Sviluppare velocemente il mercato del riconoscimento vocale è interesse di tutti i protagonisti, Non a caso, Amazon, Apple, Google hanno deciso di collaborare insieme a Zigbee Alliance. Per definire a breve la nascita di un gruppo di lavoro intenzionato sviluppare e promuovere l’adozione di un nuovo standard di connettività in grado di aumentare la compatibilità fra i prodotti di domotica.

L’interoperabilità tra i vari dispositivi sul mercato, nel 2020 si prevede in rapida crescita, avrà anche la sicurezza come colonna portante.

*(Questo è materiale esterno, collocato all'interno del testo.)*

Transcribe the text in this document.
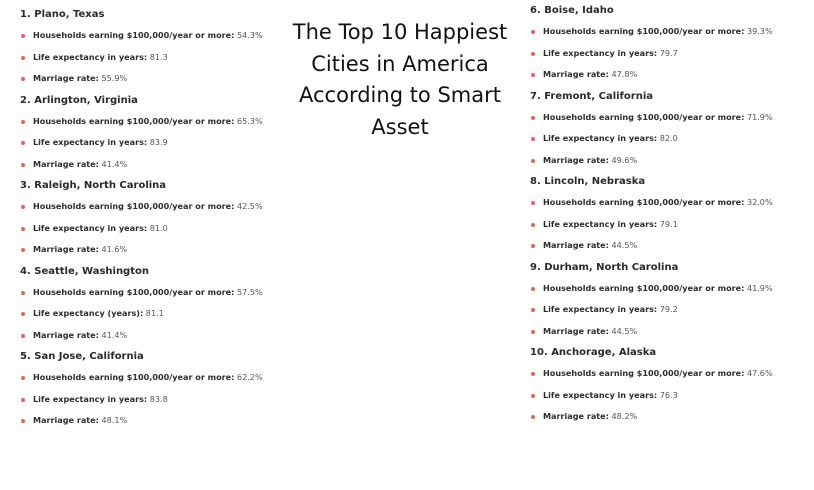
1. Plano, Texas
Households earning $100,000/year or more: 54.3%
Life expectancy in years: 81.3
Marriage rate: 55.9%
2. Arlington, Virginia
Households earning $100,000/year or more: 65.3%
Life expectancy in years: 83.9
Marriage rate: 41.4%
3. Raleigh, North Carolina
Households earning $100,000/year or more: 42.5%
Life expectancy in years: 81.0
Marriage rate: 41.6%
4. Seattle, Washington
Households earning $100,000/year or more: 57.5%
Life expectancy (years): 81.1
Marriage rate: 41.4%
5. San Jose, California
Households earning $100,000/year or more: 62.2%
Life expectancy in years: 83.8
Marriage rate: 48.1%
The Top 10 Happiest Cities in America According to Smart Asset
6. Boise, Idaho
Households earning $100,000/year or more: 39.3%
Life expectancy in years: 79.7
Marriage rate: 47.8%
7. Fremont, California
Households earning $100,000/year or more: 71.9%
Life expectancy in years: 82.0
Marriage rate: 49.6%
8. Lincoln, Nebraska
Households earning $100,000/year or more: 32.0%
Life expectancy in years: 79.1
Marriage rate: 44.5%
9. Durham, North Carolina
Households earning $100,000/year or more: 41.9%
Life expectancy in years: 79.2
Marriage rate: 44.5%
10. Anchorage, Alaska
Households earning $100,000/year or more: 47.6%
Life expectancy in years: 76.3
Marriage rate: 48.2%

Il gruppo di lavoro potrà contare anche sul contributo di aziende nel consiglio di amministrazione di Zigbee Alliance e rappresentanti di buona parte dei produttori di dispositivi.

Tra loro, IKEA, Legrand, NXP Semiconductors, Resideo, Samsung SmartThings, Schneider Electric, Signify (ex Philips Lighting), Silicon Labs, Somfy e Wulian.

Il riconoscimento vocale rinasce sotto il segno di Connected Home over IP

Il progetto è ambizioso a partire dal nome Connected Home over IP, un richiamo evidente alla tecnologia VoIP che a inizio secolo ha rivoluzionato il mondo della telefonia fissa. Obiettivo primario è semplificare lo sviluppo per i produttori e aumentare la compatibilità per i consumatori.

L’iniziativa nasce dalla convinzione di come i prodotti di domotica per la smart home debbano prima di tutto rivelarsi sicuri, affidabili e facili da usare.

Partendo da uno standard fuori discussione come la famiglia di protocolli IP, il progetto vuole rendere possibile la comunicazione tra dispositivi di domotica, app mobili e servizi cloud, oltre a definire un insieme specifico di tecnologie di rete basate su IP per la certificazione dei dispositivi.

Presto la voce si diffonderà

Altro aspetto interessante, il gruppo di lavoro Connected Home over IP adotterà un approccio opensource per sviluppare e implementare un nuovo protocollo di connettività unificato che prenderà spunto anche da tecnologie smart home già collaudate di Amazon, Apple, Google, Zigbee Alliance e altre aziende.

La decisione di sfruttare queste tecnologie dovrebbe accelerare lo sviluppo del protocollo e portare più rapidamente benefici a produttori e consumatori.

Se tutto procederà come previsto, per i produttori sarà più facile realizzare dispositivi compatibili con servizi smart home e vocali come Alexa di Amazon, Siri di Apple, Assistent Google e altri.

Il nuovo protocollo Connected Home over IP affiancherà le tecnologie esistenti con l’obiettivo di allargrne la portata. Anche per questo, i membri del gruppo di lavoro invitano i produttori a continuare a innovare utilizzando le tecnologie oggi disponibili.